Make explicit what you expect from a measure of 'optimization power' and it will be easier to judge whether your criticism applies. If your measure is an expectation, e.g. the expected probability of achieving a goal for some distribution on goals and environments, then your story does not show that such a measure is unreliable overall.

I'll add a set goal. I expect that a measure of optimization power would tell us how well a system would do in physically plausible environments. We can't control or know the environment in more detail than that so we cannot rule out forced self-reference.

By "how well a system would do in physically plausible environments", do you mean on average, worst case or something else?

Check out the link to efficient optimization at the top of the post, he never said anything about running statistics when measuring intelligence.

What we want is something that will enable a program to judge the quality of another so it will always be better when it picks a new program to rewrite to, so it can be take over the galaxy. Feel free to pick holes in this notion if you want, it is not mine.

I might rewrite the post to have the notion of strict ordering. A system is better than another if will do no worse under all physically plausible environments and is better in some.
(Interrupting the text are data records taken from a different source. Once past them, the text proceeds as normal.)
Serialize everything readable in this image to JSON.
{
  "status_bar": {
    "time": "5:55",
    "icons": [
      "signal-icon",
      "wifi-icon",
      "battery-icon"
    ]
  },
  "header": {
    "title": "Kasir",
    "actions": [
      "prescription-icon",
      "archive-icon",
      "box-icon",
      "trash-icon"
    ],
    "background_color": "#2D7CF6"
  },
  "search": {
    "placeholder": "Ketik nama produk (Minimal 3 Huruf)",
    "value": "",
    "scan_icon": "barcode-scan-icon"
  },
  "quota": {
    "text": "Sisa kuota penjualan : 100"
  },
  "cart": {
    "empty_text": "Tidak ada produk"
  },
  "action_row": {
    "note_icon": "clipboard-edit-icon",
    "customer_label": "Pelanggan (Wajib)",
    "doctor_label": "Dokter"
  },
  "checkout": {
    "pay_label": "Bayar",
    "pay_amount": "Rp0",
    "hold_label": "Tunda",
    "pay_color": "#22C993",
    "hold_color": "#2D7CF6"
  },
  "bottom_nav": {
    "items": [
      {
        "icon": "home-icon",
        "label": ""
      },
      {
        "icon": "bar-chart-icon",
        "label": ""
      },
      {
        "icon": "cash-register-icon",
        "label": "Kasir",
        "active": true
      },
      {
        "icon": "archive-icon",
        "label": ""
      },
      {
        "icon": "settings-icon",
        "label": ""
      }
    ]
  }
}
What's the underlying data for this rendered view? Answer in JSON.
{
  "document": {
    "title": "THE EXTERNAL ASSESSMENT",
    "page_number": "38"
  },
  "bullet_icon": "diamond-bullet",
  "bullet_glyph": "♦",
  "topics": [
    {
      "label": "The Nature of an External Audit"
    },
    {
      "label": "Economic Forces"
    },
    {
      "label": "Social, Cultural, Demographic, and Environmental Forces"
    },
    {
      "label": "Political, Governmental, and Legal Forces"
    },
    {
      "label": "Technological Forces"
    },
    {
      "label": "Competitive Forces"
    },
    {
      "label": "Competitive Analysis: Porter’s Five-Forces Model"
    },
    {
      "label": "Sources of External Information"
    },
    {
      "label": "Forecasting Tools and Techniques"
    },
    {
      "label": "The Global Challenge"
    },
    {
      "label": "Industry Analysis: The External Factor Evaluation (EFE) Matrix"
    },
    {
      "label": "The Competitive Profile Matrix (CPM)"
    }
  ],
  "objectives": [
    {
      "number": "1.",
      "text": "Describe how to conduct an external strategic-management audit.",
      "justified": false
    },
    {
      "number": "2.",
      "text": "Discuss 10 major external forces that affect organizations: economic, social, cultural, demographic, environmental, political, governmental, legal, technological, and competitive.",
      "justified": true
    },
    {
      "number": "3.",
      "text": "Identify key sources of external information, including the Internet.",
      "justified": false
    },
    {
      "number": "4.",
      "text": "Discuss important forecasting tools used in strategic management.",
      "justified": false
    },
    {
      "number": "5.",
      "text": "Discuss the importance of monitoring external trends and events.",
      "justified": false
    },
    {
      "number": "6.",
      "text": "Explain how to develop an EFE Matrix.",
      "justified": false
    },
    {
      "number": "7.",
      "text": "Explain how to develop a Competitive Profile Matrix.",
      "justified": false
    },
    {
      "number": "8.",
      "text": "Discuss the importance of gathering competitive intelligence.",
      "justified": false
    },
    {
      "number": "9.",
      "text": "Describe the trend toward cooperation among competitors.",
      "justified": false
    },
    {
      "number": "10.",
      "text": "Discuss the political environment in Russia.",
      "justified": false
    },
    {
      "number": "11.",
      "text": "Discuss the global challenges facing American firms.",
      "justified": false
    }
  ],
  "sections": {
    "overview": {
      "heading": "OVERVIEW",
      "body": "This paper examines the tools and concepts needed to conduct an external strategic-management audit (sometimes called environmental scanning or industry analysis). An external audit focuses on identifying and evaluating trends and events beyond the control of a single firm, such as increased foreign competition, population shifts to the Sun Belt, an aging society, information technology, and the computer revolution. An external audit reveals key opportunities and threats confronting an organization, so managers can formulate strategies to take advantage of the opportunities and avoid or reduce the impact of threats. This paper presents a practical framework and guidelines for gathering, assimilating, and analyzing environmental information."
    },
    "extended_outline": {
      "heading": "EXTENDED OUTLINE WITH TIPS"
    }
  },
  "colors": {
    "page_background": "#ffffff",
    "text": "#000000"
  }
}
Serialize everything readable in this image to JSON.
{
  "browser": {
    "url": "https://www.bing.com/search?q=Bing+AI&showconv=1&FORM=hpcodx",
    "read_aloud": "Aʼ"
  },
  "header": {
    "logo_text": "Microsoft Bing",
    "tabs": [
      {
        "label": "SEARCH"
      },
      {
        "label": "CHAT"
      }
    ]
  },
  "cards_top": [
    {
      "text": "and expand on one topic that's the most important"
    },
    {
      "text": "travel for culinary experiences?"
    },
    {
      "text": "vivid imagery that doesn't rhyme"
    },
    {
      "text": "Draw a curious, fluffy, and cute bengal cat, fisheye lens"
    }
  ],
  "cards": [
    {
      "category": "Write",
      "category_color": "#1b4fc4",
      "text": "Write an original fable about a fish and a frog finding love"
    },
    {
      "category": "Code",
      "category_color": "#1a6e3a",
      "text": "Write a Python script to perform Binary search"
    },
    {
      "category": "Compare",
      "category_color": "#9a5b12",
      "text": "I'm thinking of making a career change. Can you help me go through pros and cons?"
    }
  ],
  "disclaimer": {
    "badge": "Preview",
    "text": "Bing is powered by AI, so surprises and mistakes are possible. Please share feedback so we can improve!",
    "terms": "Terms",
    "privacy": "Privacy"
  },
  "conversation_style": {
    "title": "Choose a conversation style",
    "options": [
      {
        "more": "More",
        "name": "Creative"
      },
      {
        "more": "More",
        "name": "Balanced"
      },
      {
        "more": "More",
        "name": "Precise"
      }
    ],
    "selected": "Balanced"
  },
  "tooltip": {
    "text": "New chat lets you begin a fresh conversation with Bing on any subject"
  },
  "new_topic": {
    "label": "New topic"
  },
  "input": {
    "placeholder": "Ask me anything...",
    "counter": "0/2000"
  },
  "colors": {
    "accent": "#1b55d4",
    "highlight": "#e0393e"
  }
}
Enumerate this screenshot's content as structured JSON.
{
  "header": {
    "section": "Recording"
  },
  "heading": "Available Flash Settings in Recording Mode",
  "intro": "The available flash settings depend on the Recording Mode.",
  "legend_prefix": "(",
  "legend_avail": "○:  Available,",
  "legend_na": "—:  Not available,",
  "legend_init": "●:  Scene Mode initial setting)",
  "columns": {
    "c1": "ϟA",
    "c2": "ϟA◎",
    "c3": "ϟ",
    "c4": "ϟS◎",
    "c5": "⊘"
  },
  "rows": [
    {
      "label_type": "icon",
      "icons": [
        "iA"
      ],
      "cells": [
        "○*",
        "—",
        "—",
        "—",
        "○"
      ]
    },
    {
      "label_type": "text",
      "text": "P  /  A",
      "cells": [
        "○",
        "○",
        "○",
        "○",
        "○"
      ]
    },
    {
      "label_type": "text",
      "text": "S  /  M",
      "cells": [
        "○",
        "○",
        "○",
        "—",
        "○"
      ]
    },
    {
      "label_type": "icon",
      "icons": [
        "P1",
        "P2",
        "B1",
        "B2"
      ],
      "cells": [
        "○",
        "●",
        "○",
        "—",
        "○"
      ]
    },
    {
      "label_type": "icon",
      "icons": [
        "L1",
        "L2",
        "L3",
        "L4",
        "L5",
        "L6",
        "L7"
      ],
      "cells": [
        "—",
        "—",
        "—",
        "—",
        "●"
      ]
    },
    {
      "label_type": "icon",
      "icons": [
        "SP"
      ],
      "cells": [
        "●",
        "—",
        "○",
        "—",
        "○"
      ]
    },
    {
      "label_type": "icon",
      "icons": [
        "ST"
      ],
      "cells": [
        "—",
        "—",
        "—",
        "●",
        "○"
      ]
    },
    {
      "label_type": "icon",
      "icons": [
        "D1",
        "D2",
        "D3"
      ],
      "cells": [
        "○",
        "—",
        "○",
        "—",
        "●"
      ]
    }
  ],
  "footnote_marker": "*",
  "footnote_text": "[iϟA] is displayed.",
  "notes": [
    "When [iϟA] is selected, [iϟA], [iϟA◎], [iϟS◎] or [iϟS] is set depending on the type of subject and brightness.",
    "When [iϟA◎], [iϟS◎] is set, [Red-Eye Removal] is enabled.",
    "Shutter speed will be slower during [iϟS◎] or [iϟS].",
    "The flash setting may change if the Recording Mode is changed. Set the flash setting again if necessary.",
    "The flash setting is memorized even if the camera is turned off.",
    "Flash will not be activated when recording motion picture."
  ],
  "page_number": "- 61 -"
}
Then Mu would allow you to setup two programs that are differently ordered and ask you to bet on their ordering.

You really don't want to do statistics on the first seed AI if it is possible.

Then you're arguing that, if your notion of "physically plausible environments" includes a certain class of adversely optimized situations, worst-case analysis won't work because all worst cases are equally bad.

They could all be vaporised by a near super nova or something similar before they have a chance to do anything, yup.

Rice's theorem says nothing about the impossibility to show properties of programs in special cases. It only shows that there are always some programs which will thwart your decision procedure. But your possible AI does not need to be one of them.

So where do we go? We go kicking Mu out of the picture:

For the most interesting aspect of an intelligent system is whether it is efficient in the very world it will occupy. So a reasonable test of it's intelligence is to run it in a detailed simulation of said world. Of course, if your simulated world and reality differ (for example in the existence of Mu), the measure is pretty much worthless.

However, decent simulations of our world can be built.

Also, the solution to your puzzle is to copy the world (including Mu) into a new Matrix, testing whether the program reaches it's goal, and using that as your efficiency measure. That way Mu cannot test the program's efficiency either, and you get a fair chance.

Suppose I disallow Mu from examining the source code of either p or o. It can examine the behaviors in advance of their execution, but not the source code. And now suppose that if Mu is allowed to know this much, then I am allowed to know the same about Mu. Then what?

Optimality through obscurity?

If we are going to allow you a chance to figure out the behavior of Mu, Mu should be given the chance to find out the behavior of Eliezer(what programs you are likely to produce etc). Only then would information parity be preserved.

Mu is standing in for the entire world, your system is a small bit of it, it is entirely reasonable to expect the world to know more about your system than you do about the behavior of the would. I'm not sure where you are taking this idea, but it is unrealistic in my view.

I design a system p that has high optimising power, but which o is not smart enough to prove does so. Actually, I might get away with obfuscating p enough to confuse not o, but Mu's simulation of o, but my simulation of Mu simulating o might be imperfect.

Mu wrongly concludes that p is a poor optimiser, and performs the optimisation it thinks p incapable of. Meanwhile, I have bet against the verdict of o and win.

But I agree with Psychohistorian's comment and am not clear what the point of all this is.

Mu represents supernatural in this thought experiment. There is no Mu in the real world, and so predictability of the outcomes isn't antagonistically compromised.

Anyone can get a hold of source code and your evaluation function if you leave them on your hard disk. No super natural required, just a bit of breaking and entering.